With the powerbastard you can reduce the line size to the same as the fronts Donnie. That should keep the pressures where you want them. One other thing you can try is to put a 2 lb residual valve inline rather than the stock 5 lb prop valve set up.:)
:D
You will still need one of these out back to lower the back bias.

Powermaster or vacuum.

http://www.amazon.com/gp/product/images/B001O078VO/ref=dp_image_0?ie=UTF8&n=15684181&s=automotive
Not if you do the research and get the right parts. After all, GM, ferd, and chistler didn't need an adjustable valve when it came to 4 wheel disc brakes.;)
 
You have to remember that GM used many different combination valves on these cars so who knows what one you have.... Some had a removable cap for the rear valve to modify and some Did Not..

On my personal car we installed my BAER brakes & Proportioning valve and never touched the factory combination valve during or after the up grade and my brakes work Fantastic stopping my car from 75mph in 2 seconds or under!! This was filmed & timed at the 2011 RTTH "BAER brake Speed/Stop Challenge"..

I spoke to Rick @ BAER and informed him of this post... Hopefully he will chime in to further the Prop valve info..

.
 
What we always do is match the master cylinder to the bore of the front caliper. The rear caliper piston size should be roughly 50% of the front then can be adjusted accordingly with a proportioning valve.

If you are just changing to disc in the rear an adjustable valve is all that should be needed. Just be careful with some of the rear disc conversions, as they use really large piston area calipers and hydraulically everything is mismatched. (rear wants to lock before the front, and a prop valve does not help as it is a volume problem, not a pressure problem).

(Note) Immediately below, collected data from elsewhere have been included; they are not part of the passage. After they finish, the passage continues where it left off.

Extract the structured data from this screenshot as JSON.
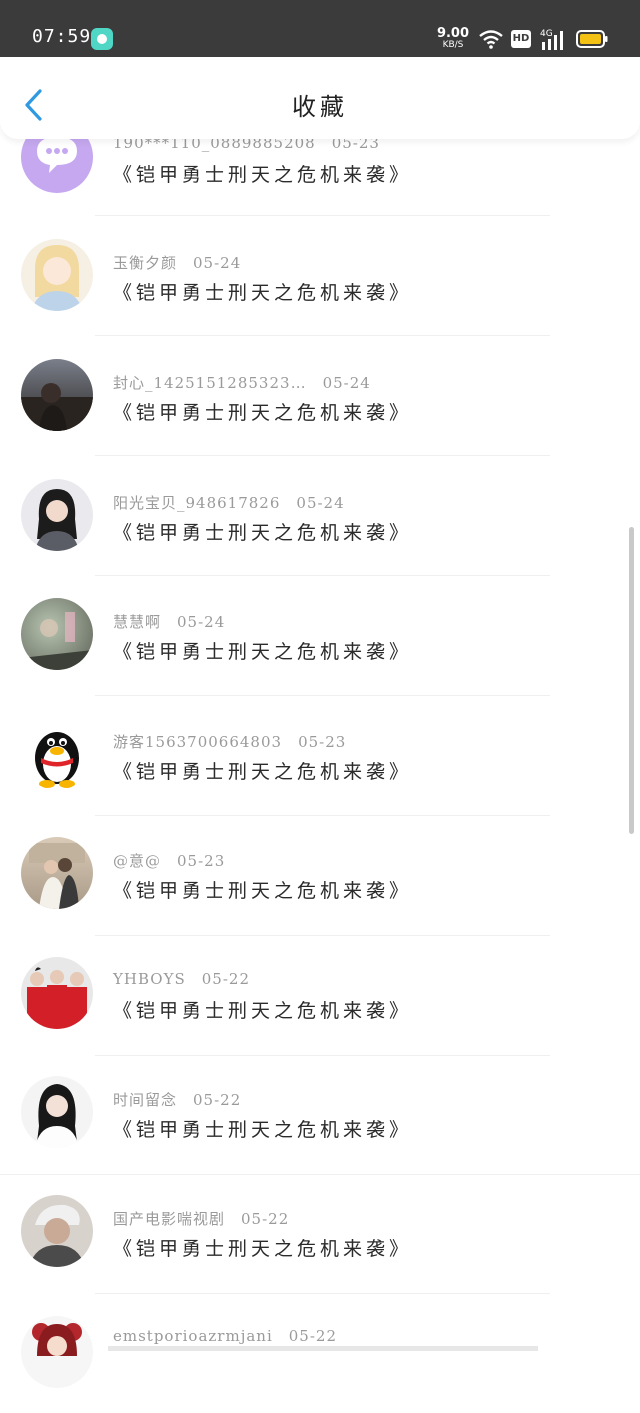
{
  "status_bar": {
    "time": "07:59",
    "speed_value": "9.00",
    "speed_unit": "KB/S",
    "hd_label": "HD",
    "network_label": "4G",
    "icons": [
      "app-notification-icon",
      "wifi-icon",
      "hd-icon",
      "signal-icon",
      "battery-icon"
    ]
  },
  "header": {
    "back_icon": "chevron-left-icon",
    "title": "收藏",
    "accent_color": "#2f9ae0"
  },
  "list": {
    "items": [
      {
        "user": "190***110_0889885208",
        "date": "05-23",
        "title": "《铠甲勇士刑天之危机来袭》",
        "avatar": "purple-chat-icon"
      },
      {
        "user": "玉衡夕颜",
        "date": "05-24",
        "title": "《铠甲勇士刑天之危机来袭》",
        "avatar": "anime-girl"
      },
      {
        "user": "封心_14251512853​23…",
        "date": "05-24",
        "title": "《铠甲勇士刑天之危机来袭》",
        "avatar": "dusk-photo"
      },
      {
        "user": "阳光宝贝_948617826",
        "date": "05-24",
        "title": "《铠甲勇士刑天之危机来袭》",
        "avatar": "girl-portrait"
      },
      {
        "user": "慧慧啊",
        "date": "05-24",
        "title": "《铠甲勇士刑天之危机来袭》",
        "avatar": "blurry-photo"
      },
      {
        "user": "游客1563700664803",
        "date": "05-23",
        "title": "《铠甲勇士刑天之危机来袭》",
        "avatar": "qq-penguin"
      },
      {
        "user": "@意@",
        "date": "05-23",
        "title": "《铠甲勇士刑天之危机来袭》",
        "avatar": "wedding-photo"
      },
      {
        "user": "YHBOYS",
        "date": "05-22",
        "title": "《铠甲勇士刑天之危机来袭》",
        "avatar": "group-red"
      },
      {
        "user": "时间留念",
        "date": "05-22",
        "title": "《铠甲勇士刑天之危机来袭》",
        "avatar": "girl-white"
      },
      {
        "user": "国产电影喘视剧",
        "date": "05-22",
        "title": "《铠甲勇士刑天之危机来袭》",
        "avatar": "boy-photo"
      },
      {
        "user": "emstporioazrmjani",
        "date": "05-22",
        "title": "",
        "avatar": "red-hair"
      }
    ]
  }
}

The factory combination valves in most case (talking about all cars) have 3 functions. 1) They distribute the hardlines throughout the vehicle, 2) in many cases there is a low pressure warning light that will put a light on the dash, 3) built in residual valve to hold pressure on the drum brake so the shoe doesn't fall far from the drum (this is on cars that were equipped with drums).

In cases where we can modify the rear portion (follow hardlines to it and open the valve) we will gut it (take everything out other than the seal so it doesn't leak) so fluid runs straight through then all adjusting is done with the adjustable prop. valve. In some cases these valves can not be modified, and we have had customers leave them in place with success.

The reason that factory applications don't use prop valves is because the brake is engineered as a whole. The front and rear caliper piston area is selected and taken into account with suspension, tire width/height, wheel size, weight distribution etc. Once things are modified (rear calipers are used in applications they were not intended for) a prop valve is always recommended and a useful tuning tool.